3. For the same purposes as paragraph 1, a person’s holding shall also include both the shares owned by nominees, trustees or subsidiary companies and the shares of which the voting rights belong or are assigned to such persons.
4. The trustees shall calculate the holding with reference to the total shares registered. These holdings shall not be counted by the parties controlling the trustee.
5. Management companies and qualified parties shall calculate the holding with reference to the total holdings managed.
6. In the event of several transactions achieved on the same trading day, the holding to be considered for the purpose of acquitting the obligations shall be that emerging from the last transaction carried out.
7. Holdings which a party is the beneficial owner of must be placed in relation to the share capital for the calculation of the percentage.
8. If the disclosure obligation pursuant to Article 117 exists, said disclosure shall also have to contain:
a) indication of the shares which the obliged party is the beneficial holder broken down by category; as well as
b) the percentage represented out of total shares in the same category .
Article 119
(Manner of calculating potential holdings)
1. Those who hold potential holdings subject to purchase, directly or through nominees, trustees or subsidiary companies, shall inform the investee company and Consob where:
a) the threshold of 2% is exceeded;
b) the thresholds of 5%, 10%, 15%, 20%, 25%, 30%, 50% and 75% are reached or exceeded;
c) the potential holding subject to purchase falls below the thresholds specified in subparagraphs a) and b).

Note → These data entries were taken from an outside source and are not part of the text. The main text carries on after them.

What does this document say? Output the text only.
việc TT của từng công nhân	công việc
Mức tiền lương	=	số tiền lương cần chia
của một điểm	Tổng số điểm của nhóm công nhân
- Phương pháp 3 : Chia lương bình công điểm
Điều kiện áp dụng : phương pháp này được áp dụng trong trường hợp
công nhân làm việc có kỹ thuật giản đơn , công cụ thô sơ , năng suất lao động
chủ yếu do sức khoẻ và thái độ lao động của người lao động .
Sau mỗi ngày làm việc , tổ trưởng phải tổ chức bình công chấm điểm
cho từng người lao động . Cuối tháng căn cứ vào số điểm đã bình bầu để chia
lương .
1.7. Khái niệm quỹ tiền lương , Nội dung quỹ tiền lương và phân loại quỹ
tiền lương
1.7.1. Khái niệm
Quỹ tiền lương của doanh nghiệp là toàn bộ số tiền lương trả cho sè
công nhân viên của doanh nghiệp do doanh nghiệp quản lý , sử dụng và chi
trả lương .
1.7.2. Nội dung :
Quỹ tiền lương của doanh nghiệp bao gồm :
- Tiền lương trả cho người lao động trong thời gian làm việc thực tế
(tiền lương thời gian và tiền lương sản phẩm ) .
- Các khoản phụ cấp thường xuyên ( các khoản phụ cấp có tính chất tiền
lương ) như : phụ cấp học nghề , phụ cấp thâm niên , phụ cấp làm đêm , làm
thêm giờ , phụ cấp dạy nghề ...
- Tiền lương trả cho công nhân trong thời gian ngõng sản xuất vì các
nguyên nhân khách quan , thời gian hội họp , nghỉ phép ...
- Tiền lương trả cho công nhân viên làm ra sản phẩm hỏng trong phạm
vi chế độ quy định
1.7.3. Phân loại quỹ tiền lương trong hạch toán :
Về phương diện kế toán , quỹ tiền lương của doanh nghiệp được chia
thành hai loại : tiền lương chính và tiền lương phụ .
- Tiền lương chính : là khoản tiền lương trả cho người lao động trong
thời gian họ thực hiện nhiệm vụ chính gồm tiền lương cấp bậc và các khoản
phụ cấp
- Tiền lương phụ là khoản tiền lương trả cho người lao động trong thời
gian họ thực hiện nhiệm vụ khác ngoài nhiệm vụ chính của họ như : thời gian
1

2. Those who hold an effective holding or potential holding subject to purchase greater than 2%, shall inform the investee company and Consob of the holding of potential holdings subject to sale, directly or via a third party, trustee or subsidiary company, when the underlying shares:
a) exceed the threshold of 2%;
b) reach or exceed the thresholds of 5%, 10%, 15%, 20%, 25%, 30%, 50% and 75%;
c) fall below the thresholds indicated in subparagraphs a) and b).
3. The matters envisaged by Articles 117, paragraph 2, and 118, paragraphs 6, 7 and 8 shall apply.
4. For the purpose of the calculation of the potential holdings, the shares underlying the financial instruments which assign the purchase option shall be calculated separately from those underlying the financial instruments which allocate the right to sell.
5. Shares that may be acquired by exercising conversion rights or warrants shall be included in the calculation for the purposes of paragraph 1 only if the acquisition can be made within sixty days.
6. For the purpose of the disclosure obligations pursuant to paragraph 1, the holdings held in accordance with Article 117 are not reckoned.